Ottawa

Quebec’s not making it easier for the NDP to pick a leader

If New Democrats chose a leader with roots in the province but residence outside it, they’d only be doing what they did in 2003

Oh, this poll is not helpful at all. At 26% in Quebec, the NDP would lose most of its MPs in that province.

(I know, I know: polls between elections do not predict the outcome of elections. Every number can shift wildly and will certainly do so before the next vote, unimaginably far in the future. And polls of disengaged voters about hypothetical choices may not measure much of anything. But try getting New Democrats to ignore the polls as they pick their next leader.)

The choice facing New Democrats is, roughly: Do they try to nail down their 2011 windfall in Quebec, and grow in other provinces — or do they try to find a “national (read: pan-Canadian) leader” and hope Quebecers will like that person?

The good news is that, if they’re super-lucky, they might be able to hold Quebec and grow outside. The bad news is, if they are only moderately unlucky, they may find it’s impossible to do either.

The candidate of “holding Quebec” — the only candidate of holding Quebec, as Quebec opinion-makers see it — is Thomas Mulcair. I have been surprised, and then amused, at the unanimity with which my friends in the Quebec chattering classes assume that only Mulcair would be an acceptable NDP leader for Quebec voters — and that, since he’s on offer, the selection of any other candidate is ipso facto an affront to Quebecers.

This is odd, because if New Democrats chose a leader with roots in the province but residence outside it, instead of a Quebec-born-and-bred candidate, they’d only be doing what they did in 2003, when they picked the Hudson-born Torontonian Jack Layton over Pierre Ducasse. So theoretically Brian Topp, born outside Montreal, would sort of do. But I’m really not feeling the Topp love from the Quebec journalists and politics-watchers I talk to.

So: pick Mulcair to hold what the NDP already has, and then pray he can be made to appear warm and cuddly, or at least persuasive, in those parts of the country where he’s barely known. Or pick a Topp or a Peggy Nash (very popular among Toronto New Dems) or someone else, and hope Quebec quickly gets over the latest Historic Affront.

Meanwhile, Harris-Decima suggests the NDP is fading fast in its biggest stronghold of support. We’ll hear it’s because the NDP hasn’t been fierce enough in denouncing a lot of Stephen Harper’s initiatives that seem, at best, tone-deaf where Quebec is concerned — unilingual auditor general, Royal Royal Queen Queen Queen wherever you look, the gun-registry stuff – but that doesn’t quite explain why the Liberals are rising as fast as the Bloc while the NDP falls.
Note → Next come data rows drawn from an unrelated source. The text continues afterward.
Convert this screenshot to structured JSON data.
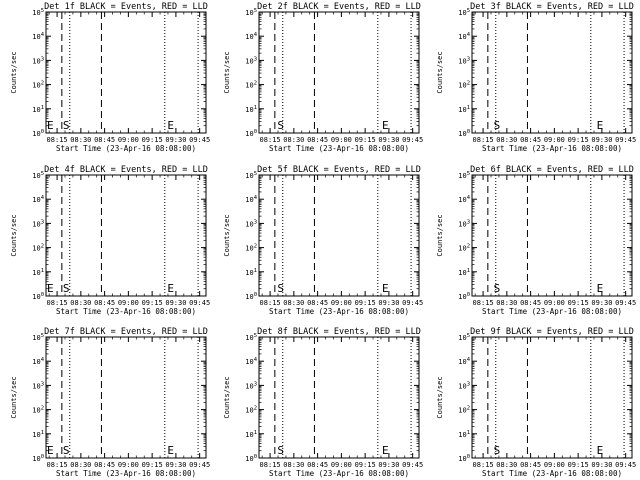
{
  "chart_data": [
    {
      "type": "line",
      "title": "Det 1f BLACK = Events, RED = LLD",
      "xlabel": "Start Time (23-Apr-16 08:08:00)",
      "ylabel": "Counts/sec",
      "x_ticks": [
        "08:15",
        "08:30",
        "08:45",
        "09:00",
        "09:15",
        "09:30",
        "09:45"
      ],
      "y_ticks": [
        "10^0",
        "10^1",
        "10^2",
        "10^3",
        "10^4",
        "10^5"
      ],
      "markers": [
        {
          "time": "08:08",
          "label": "E"
        },
        {
          "time": "08:18",
          "label": "S"
        },
        {
          "time": "09:24",
          "label": "E"
        }
      ],
      "series": []
    },
    {
      "type": "line",
      "title": "Det 2f BLACK = Events, RED = LLD",
      "xlabel": "Start Time (23-Apr-16 08:08:00)",
      "ylabel": "Counts/sec",
      "x_ticks": [
        "08:15",
        "08:30",
        "08:45",
        "09:00",
        "09:15",
        "09:30",
        "09:45"
      ],
      "y_ticks": [
        "10^0",
        "10^1",
        "10^2",
        "10^3",
        "10^4",
        "10^5"
      ],
      "markers": [
        {
          "time": "08:19",
          "label": "S"
        },
        {
          "time": "09:25",
          "label": "E"
        }
      ],
      "series": []
    },
    {
      "type": "line",
      "title": "Det 3f BLACK = Events, RED = LLD",
      "xlabel": "Start Time (23-Apr-16 08:08:00)",
      "ylabel": "Counts/sec",
      "x_ticks": [
        "08:15",
        "08:30",
        "08:45",
        "09:00",
        "09:15",
        "09:30",
        "09:45"
      ],
      "y_ticks": [
        "10^0",
        "10^1",
        "10^2",
        "10^3",
        "10^4",
        "10^5"
      ],
      "markers": [
        {
          "time": "08:21",
          "label": "S"
        },
        {
          "time": "09:26",
          "label": "E"
        }
      ],
      "series": []
    },
    {
      "type": "line",
      "title": "Det 4f BLACK = Events, RED = LLD",
      "xlabel": "Start Time (23-Apr-16 08:08:00)",
      "ylabel": "Counts/sec",
      "x_ticks": [
        "08:15",
        "08:30",
        "08:45",
        "09:00",
        "09:15",
        "09:30",
        "09:45"
      ],
      "y_ticks": [
        "10^0",
        "10^1",
        "10^2",
        "10^3",
        "10^4",
        "10^5"
      ],
      "markers": [
        {
          "time": "08:08",
          "label": "E"
        },
        {
          "time": "08:18",
          "label": "S"
        },
        {
          "time": "09:24",
          "label": "E"
        }
      ],
      "series": []
    },
    {
      "type": "line",
      "title": "Det 5f BLACK = Events, RED = LLD",
      "xlabel": "Start Time (23-Apr-16 08:08:00)",
      "ylabel": "Counts/sec",
      "x_ticks": [
        "08:15",
        "08:30",
        "08:45",
        "09:00",
        "09:15",
        "09:30",
        "09:45"
      ],
      "y_ticks": [
        "10^0",
        "10^1",
        "10^2",
        "10^3",
        "10^4",
        "10^5"
      ],
      "markers": [
        {
          "time": "08:19",
          "label": "S"
        },
        {
          "time": "09:25",
          "label": "E"
        }
      ],
      "series": []
    },
    {
      "type": "line",
      "title": "Det 6f BLACK = Events, RED = LLD",
      "xlabel": "Start Time (23-Apr-16 08:08:00)",
      "ylabel": "Counts/sec",
      "x_ticks": [
        "08:15",
        "08:30",
        "08:45",
        "09:00",
        "09:15",
        "09:30",
        "09:45"
      ],
      "y_ticks": [
        "10^0",
        "10^1",
        "10^2",
        "10^3",
        "10^4",
        "10^5"
      ],
      "markers": [
        {
          "time": "08:21",
          "label": "S"
        },
        {
          "time": "09:26",
          "label": "E"
        }
      ],
      "series": []
    },
    {
      "type": "line",
      "title": "Det 7f BLACK = Events, RED = LLD",
      "xlabel": "Start Time (23-Apr-16 08:08:00)",
      "ylabel": "Counts/sec",
      "x_ticks": [
        "08:15",
        "08:30",
        "08:45",
        "09:00",
        "09:15",
        "09:30",
        "09:45"
      ],
      "y_ticks": [
        "10^0",
        "10^1",
        "10^2",
        "10^3",
        "10^4",
        "10^5"
      ],
      "markers": [
        {
          "time": "08:08",
          "label": "E"
        },
        {
          "time": "08:18",
          "label": "S"
        },
        {
          "time": "09:24",
          "label": "E"
        }
      ],
      "series": []
    },
    {
      "type": "line",
      "title": "Det 8f BLACK = Events, RED = LLD",
      "xlabel": "Start Time (23-Apr-16 08:08:00)",
      "ylabel": "Counts/sec",
      "x_ticks": [
        "08:15",
        "08:30",
        "08:45",
        "09:00",
        "09:15",
        "09:30",
        "09:45"
      ],
      "y_ticks": [
        "10^0",
        "10^1",
        "10^2",
        "10^3",
        "10^4",
        "10^5"
      ],
      "markers": [
        {
          "time": "08:19",
          "label": "S"
        },
        {
          "time": "09:25",
          "label": "E"
        }
      ],
      "series": []
    },
    {
      "type": "line",
      "title": "Det 9f BLACK = Events, RED = LLD",
      "xlabel": "Start Time (23-Apr-16 08:08:00)",
      "ylabel": "Counts/sec",
      "x_ticks": [
        "08:15",
        "08:30",
        "08:45",
        "09:00",
        "09:15",
        "09:30",
        "09:45"
      ],
      "y_ticks": [
        "10^0",
        "10^1",
        "10^2",
        "10^3",
        "10^4",
        "10^5"
      ],
      "markers": [
        {
          "time": "08:21",
          "label": "S"
        },
        {
          "time": "09:26",
          "label": "E"
        }
      ],
      "series": []
    }
  ],
  "shared": {
    "x_range": [
      "08:08",
      "09:49"
    ],
    "y_log": true,
    "y_range": [
      1,
      100000
    ],
    "vlines_dashed": [
      "08:18",
      "08:43"
    ],
    "vlines_dotted": [
      "08:23",
      "09:23",
      "09:44"
    ]
  }
}
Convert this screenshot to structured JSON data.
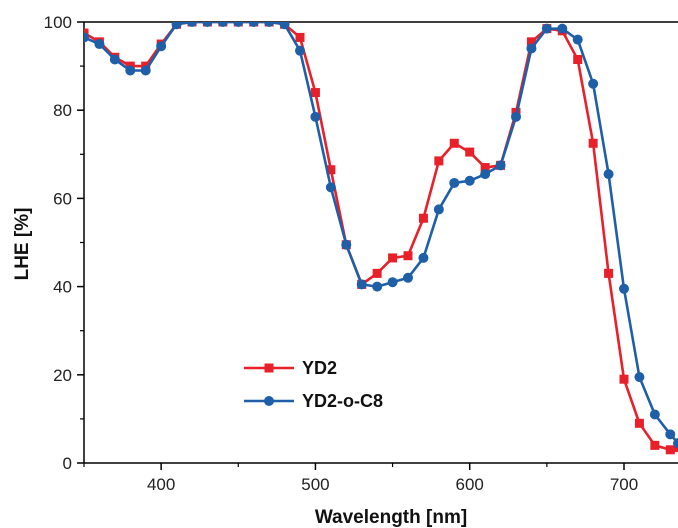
{
  "colors": {
    "YD2": "#e8202a",
    "YD2-o-C8": "#1f5fa8",
    "axis": "#000000"
  },
  "chart_data": {
    "type": "line",
    "title": "",
    "xlabel": "Wavelength [nm]",
    "ylabel": "LHE [%]",
    "xlim": [
      350,
      735
    ],
    "ylim": [
      0,
      100
    ],
    "xticks": [
      400,
      500,
      600,
      700
    ],
    "yticks": [
      0,
      20,
      40,
      60,
      80,
      100
    ],
    "grid": false,
    "legend": "center-left",
    "series": [
      {
        "name": "YD2",
        "marker": "square",
        "x": [
          350,
          360,
          370,
          380,
          390,
          400,
          410,
          420,
          430,
          440,
          450,
          460,
          470,
          480,
          490,
          500,
          510,
          520,
          530,
          540,
          550,
          560,
          570,
          580,
          590,
          600,
          610,
          620,
          630,
          640,
          650,
          660,
          670,
          680,
          690,
          700,
          710,
          720,
          730,
          735
        ],
        "y": [
          97.5,
          95.5,
          92,
          90,
          90,
          95,
          99.5,
          100,
          100,
          100,
          100,
          100,
          100,
          99.5,
          96.5,
          84,
          66.5,
          49.5,
          40.5,
          43,
          46.5,
          47,
          55.5,
          68.5,
          72.5,
          70.5,
          67,
          67.5,
          79.5,
          95.5,
          98.5,
          98,
          91.5,
          72.5,
          43,
          19,
          9,
          4,
          3,
          3.5
        ]
      },
      {
        "name": "YD2-o-C8",
        "marker": "circle",
        "x": [
          350,
          360,
          370,
          380,
          390,
          400,
          410,
          420,
          430,
          440,
          450,
          460,
          470,
          480,
          490,
          500,
          510,
          520,
          530,
          540,
          550,
          560,
          570,
          580,
          590,
          600,
          610,
          620,
          630,
          640,
          650,
          660,
          670,
          680,
          690,
          700,
          710,
          720,
          730,
          735
        ],
        "y": [
          96.5,
          95,
          91.5,
          89,
          89,
          94.5,
          99.5,
          100,
          100,
          100,
          100,
          100,
          100,
          99.5,
          93.5,
          78.5,
          62.5,
          49.5,
          40.5,
          40,
          41,
          42,
          46.5,
          57.5,
          63.5,
          64,
          65.5,
          67.5,
          78.5,
          94,
          98.5,
          98.5,
          96,
          86,
          65.5,
          39.5,
          19.5,
          11,
          6.5,
          4.5
        ]
      }
    ]
  }
}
It makes more sense to say the NDP is simply deflating and listless voters don’t find any other party a uniquely persuasive alternative.

I don’t have any advice for New Democrats, or not yet anyway. I’m not sure they can hold those Quebec seats. I’m not sure Mulcair is the guy to do it if it can be done. I’m not sure picking a non-Quebecer will provide the traction outside Quebec to make up for any Quebec losses. Maybe what they really needed was Jack Layton and a weird storm of circumstance, and now they don’t have either. But I suspect their hitherto commendably cordial leadership campaign will be strained by the tension as they get closer to having to decide how to hold their gains, even as it starts to look like they’re letting those gains slip.